AuthorTan, F; Kao, HORCID logo; Nissen, E; Visser, R
SourceGeophysical Journal International vol. 223, issue 3, 2020 p. 1511-1524, https://doi.org/10.1093/gji/ggaa387
Image
Year2020
Alt SeriesNatural Resources Canada, Contribution Series 20200360
PublisherOxford University Press
Documentserial
Lang.English
Mediapaper; on-line; digital
File formatpdf; html
AreaRidgecrest, California; United States of America
Lat/Long WENS-119.4167 -116.0000 37.0000 34.3333
SubjectsScience and Technology; seismology
Illustrationslocation maps; cross-plots; graphs; diagrams
ProgramPublic Safety Geoscience Assessing Earthquake Geohazards
Released2020 08 17
AbstractRecent improvements in seismic data processing techniques have enhanced our ability to detail the evolution of major earthquake sequences in space and time. One such advance is new scanning algorithms that allow large volumes of waveform data to be analysed automatically, removing human biases and inefficiencies that inhibit standardized monitoring. The Seismicity-Scanning based on Navigated Automatic Phase-picking (S-SNAP) workflow has previously been shown to be capable of producing high-quality earthquake catalogues for injection-induced seismicity monitoring. In this study, we modify the original S-SNAP workflow to enable it to delineate the spatiotemporal distribution of major earthquake sequences in real time. We apply it to the 2019 Ridgecrest, southern California earthquake sequence, which culminated in an Mw 6.4 foreshock on July 4 and an Mw 7.1 main shock on July 6 and generated tens of thousands of smaller earthquakes. Our catalogue-which spans the period 2019 June 1 to July 16-details the spatiotemporal evolution of the sequence, including early foreshocks on July 1 and accelerating foreshocks on July 4, a seismicity gap before the main shock around its epicentre, seismicity on discrete structures within a broad fault zone and triggered earthquakes outside the main fault zone. We estimate the accuracy and false detection rate of the S-SNAP catalogue based on the reviewed catalogue reported by Southern California Seismic Network (SCSN) and our own visual inspection. We demonstrate the advantages of S-SNAP over a generalized automatic earthquake monitoring software, Seiscomp3, and a customized real-time earthquake information system for southern California, TriNet. In comparison, the S-SNAP catalogue contains five times more events than the Seiscomp3 catalogue and 1.4-2.2 times as many events per hour as the TriNet catalogue at most times. In addition, S-SNAP is more likely to solve phase association ambiguities correctly and provide a catalogue with consistent quality through time. S-SNAP would be beneficial to both routine network operations and the earthquake review process.

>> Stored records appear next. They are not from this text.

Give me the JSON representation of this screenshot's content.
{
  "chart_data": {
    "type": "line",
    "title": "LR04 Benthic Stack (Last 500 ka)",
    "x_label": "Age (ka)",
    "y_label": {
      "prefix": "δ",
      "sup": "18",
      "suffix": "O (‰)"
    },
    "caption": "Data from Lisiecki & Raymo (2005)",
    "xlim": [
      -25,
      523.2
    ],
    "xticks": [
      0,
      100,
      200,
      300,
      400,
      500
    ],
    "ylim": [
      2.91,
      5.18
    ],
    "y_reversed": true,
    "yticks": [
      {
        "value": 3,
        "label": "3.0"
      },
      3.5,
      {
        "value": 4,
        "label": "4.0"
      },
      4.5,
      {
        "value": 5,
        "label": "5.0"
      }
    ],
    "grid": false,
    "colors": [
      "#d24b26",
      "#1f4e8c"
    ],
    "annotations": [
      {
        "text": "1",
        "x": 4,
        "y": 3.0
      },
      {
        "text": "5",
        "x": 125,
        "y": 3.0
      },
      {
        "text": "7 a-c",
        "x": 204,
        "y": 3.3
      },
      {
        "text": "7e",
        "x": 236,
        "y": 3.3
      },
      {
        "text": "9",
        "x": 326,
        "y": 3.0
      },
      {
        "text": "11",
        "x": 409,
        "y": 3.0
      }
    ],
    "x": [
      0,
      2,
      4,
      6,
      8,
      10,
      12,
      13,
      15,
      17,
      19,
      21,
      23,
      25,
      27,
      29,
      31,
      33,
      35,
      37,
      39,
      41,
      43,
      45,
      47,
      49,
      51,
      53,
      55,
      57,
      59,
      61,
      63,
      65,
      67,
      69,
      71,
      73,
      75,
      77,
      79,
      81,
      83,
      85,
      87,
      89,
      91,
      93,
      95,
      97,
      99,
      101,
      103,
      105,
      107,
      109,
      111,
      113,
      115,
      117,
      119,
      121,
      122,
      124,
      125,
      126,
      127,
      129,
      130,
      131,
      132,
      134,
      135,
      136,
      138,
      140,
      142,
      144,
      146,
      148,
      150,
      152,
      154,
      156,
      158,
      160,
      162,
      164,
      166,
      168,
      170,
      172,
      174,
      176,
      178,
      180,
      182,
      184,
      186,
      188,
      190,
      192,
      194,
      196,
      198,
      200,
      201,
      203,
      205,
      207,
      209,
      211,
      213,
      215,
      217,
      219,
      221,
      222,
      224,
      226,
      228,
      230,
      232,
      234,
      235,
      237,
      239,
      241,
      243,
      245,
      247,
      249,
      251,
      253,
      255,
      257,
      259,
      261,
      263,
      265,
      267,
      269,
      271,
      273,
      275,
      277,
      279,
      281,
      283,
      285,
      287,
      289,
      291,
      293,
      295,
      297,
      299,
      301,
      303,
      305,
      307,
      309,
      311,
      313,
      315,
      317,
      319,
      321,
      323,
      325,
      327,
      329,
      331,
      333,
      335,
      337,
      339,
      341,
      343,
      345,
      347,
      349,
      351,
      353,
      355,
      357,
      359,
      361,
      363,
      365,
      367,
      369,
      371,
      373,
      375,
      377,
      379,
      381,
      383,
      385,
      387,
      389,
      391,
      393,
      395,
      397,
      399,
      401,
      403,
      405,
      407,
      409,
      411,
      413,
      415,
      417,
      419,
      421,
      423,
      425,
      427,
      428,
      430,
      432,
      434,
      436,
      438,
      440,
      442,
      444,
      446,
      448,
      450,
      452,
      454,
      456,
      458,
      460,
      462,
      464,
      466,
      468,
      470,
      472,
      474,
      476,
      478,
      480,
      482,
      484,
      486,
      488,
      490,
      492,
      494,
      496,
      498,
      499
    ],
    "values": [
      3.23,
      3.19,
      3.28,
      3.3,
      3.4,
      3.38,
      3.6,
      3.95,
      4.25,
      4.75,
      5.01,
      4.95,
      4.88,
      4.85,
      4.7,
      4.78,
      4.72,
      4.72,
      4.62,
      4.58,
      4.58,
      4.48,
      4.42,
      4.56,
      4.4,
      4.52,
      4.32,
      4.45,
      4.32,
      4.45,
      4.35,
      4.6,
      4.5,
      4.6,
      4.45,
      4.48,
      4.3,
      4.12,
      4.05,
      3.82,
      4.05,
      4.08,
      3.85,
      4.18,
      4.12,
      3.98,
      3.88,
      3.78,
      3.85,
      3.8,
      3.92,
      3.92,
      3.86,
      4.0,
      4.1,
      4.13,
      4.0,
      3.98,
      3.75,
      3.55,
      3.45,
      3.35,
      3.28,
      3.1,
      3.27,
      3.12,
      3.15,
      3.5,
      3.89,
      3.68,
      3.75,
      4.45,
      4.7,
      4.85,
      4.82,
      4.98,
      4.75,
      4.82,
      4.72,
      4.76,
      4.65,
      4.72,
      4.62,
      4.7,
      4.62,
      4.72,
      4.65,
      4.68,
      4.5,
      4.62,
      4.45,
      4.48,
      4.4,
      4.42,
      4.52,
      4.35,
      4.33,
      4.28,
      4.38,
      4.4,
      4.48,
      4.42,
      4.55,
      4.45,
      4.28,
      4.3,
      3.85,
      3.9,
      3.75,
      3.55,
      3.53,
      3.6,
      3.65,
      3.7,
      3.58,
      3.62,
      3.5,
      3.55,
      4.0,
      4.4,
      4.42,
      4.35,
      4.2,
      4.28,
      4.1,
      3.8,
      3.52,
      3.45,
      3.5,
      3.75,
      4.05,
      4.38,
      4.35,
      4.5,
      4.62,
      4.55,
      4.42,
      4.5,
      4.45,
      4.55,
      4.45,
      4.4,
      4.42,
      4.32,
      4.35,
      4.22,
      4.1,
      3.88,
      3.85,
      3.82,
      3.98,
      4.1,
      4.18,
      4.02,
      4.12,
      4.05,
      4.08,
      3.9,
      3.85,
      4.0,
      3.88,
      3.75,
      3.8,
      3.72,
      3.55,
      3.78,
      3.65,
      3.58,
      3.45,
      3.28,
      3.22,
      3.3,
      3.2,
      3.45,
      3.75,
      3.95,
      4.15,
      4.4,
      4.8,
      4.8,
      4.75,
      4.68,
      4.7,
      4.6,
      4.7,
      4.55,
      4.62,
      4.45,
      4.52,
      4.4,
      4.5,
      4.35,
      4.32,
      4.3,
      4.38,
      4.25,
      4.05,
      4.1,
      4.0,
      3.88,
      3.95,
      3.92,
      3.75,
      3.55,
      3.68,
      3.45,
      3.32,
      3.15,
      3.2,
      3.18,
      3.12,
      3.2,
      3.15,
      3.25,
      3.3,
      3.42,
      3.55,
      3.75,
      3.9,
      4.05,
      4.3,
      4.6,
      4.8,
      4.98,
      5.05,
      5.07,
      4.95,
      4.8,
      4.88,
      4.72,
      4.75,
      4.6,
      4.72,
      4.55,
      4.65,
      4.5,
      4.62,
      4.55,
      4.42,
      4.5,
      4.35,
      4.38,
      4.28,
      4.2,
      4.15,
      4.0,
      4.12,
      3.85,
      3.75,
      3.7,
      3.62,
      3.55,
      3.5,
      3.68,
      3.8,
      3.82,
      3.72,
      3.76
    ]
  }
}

Summary(Plain Language Summary, not published)
The innovative earthquake location algorithm, Seismicity-Scanning based on Navigated Automatic Phase-Picking (S-SNAP), was originally developed to produce high-quality earthquake catalogs for induced seismicity monitoring. In this study, we modify the original S-SNAP workflow to make it capable of delineating complicated seismicity distribution of major earthquake sequences in real time. We apply it to the July 2019 Ridgecrest, southern California earthquake sequence. The results show that our catalog is able to detail the complicated evolution of the sequence, including early foreshocks on July 1st, seismicity on discrete structures within a broad fault zone and triggered earthquakes outside the main fault zone. We demonstrate the advantages of S-SNAP over other methods and routine catalogs. If S-SNAP is used in routine network operations, it is technically feasible to provide real-time information on aftershock-related hazard assessment during major earthquake sequences.